Но многое изменилось с прошлого лета; тогда наступление представлялось порывом, броском; каждый смутно думал — вдруг выдохнется?.. Теперь наступление стало чем-то постоянным, буднями, жизнью. Все знали — не остановимся, пока не дойдем; а итти было трудно, почти невозможно. Ноги вязли в грязи; слипались глаза от усталости. Генерал Зыков, шагая рядом с бойцами, вдруг подумал: бессонные мы, вот уж воистину бессонные!.. И, думая так, шел дальше, месил грязь.

Сержанта Губенкова ранило; он пошел на перевязку, потом вернулся в часть. Минаев сказал:

— Иди в санбат. Теперь не сорок первый…

Губенков был известен своим пристрастием к исчислениям. Он откуда-то вычитывал и записывал в книжечку самые поразительные цифры — сколько пшеничных зерен помещается в литровой бутылке, каково расстояние между Венерой и Юпитером; причем сержант не терпел ничего приблизительного, если при нем говорили, что до города километров десять, он тотчас вставлял: «Одиннадцать с половиной». Минаев его как-то спросил: «Сколько у тебя, кстати, волос?» Губенков невозмутимо ответил: «Это, товарищ капитан, еще не подсчитано».

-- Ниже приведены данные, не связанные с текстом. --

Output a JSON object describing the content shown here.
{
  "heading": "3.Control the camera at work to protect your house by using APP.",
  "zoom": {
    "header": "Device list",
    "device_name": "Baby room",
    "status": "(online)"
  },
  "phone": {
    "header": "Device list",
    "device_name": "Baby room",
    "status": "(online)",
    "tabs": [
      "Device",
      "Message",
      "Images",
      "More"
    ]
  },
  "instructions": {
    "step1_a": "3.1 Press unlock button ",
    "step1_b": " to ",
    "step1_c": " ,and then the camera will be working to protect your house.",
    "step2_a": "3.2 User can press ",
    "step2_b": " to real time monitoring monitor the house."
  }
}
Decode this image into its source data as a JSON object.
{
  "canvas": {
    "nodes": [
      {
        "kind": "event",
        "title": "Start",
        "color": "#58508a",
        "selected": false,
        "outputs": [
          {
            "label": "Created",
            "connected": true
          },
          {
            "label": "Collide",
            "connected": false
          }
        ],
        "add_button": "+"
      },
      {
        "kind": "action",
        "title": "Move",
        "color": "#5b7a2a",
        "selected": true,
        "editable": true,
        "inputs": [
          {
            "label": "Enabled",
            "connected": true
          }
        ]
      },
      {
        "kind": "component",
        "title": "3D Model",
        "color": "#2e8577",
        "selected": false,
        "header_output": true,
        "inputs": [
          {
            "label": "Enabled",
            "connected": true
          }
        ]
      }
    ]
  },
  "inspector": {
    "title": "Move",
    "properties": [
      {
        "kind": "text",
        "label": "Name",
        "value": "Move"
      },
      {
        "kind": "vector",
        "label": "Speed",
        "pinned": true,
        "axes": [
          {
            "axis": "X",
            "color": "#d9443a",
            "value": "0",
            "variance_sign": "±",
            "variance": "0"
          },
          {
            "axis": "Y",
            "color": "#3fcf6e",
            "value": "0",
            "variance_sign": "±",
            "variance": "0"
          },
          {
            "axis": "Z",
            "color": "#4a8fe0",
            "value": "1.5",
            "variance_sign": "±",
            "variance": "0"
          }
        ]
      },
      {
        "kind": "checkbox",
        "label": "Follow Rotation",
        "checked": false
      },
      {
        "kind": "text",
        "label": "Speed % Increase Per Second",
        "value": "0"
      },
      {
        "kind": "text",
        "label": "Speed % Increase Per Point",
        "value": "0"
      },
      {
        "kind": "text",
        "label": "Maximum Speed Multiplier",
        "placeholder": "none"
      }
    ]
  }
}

— Чего ты в санбат не идешь? — рассердился Минаев.

— Никак невозможно, товарищ капитан.

Он помолчал и объяснил:

— Пройдено нашей доблестной Орловской дивизией от Сталинграда до этого, с позволения сказать, болота тысяча четыреста двадцать два километра, а до города Берлина остается семьсот восемьдесят.

Немцы то поспешно отступали, то неожиданно начинали оказывать такое яростное сопротивление, что, казалось, именно здесь они попытаются остановиться; а после недели отчаянных боев они столь же внезапно отходили. Пленные говорили о больших потерях, о тупости офицеров, о растущем недовольстве солдат; но сражались немцы стойко. И Минаев, выслушав офицера из седьмого отдела, который долго рассуждал о «пробуждении сознания» в немецкой армии, усмехнулся:

— Знаете, я чего боюсь, товарищ лейтенант? Как бы мы не оказались в Берлине прежде, чем их сознание пробудится… Получится у вас неувязка.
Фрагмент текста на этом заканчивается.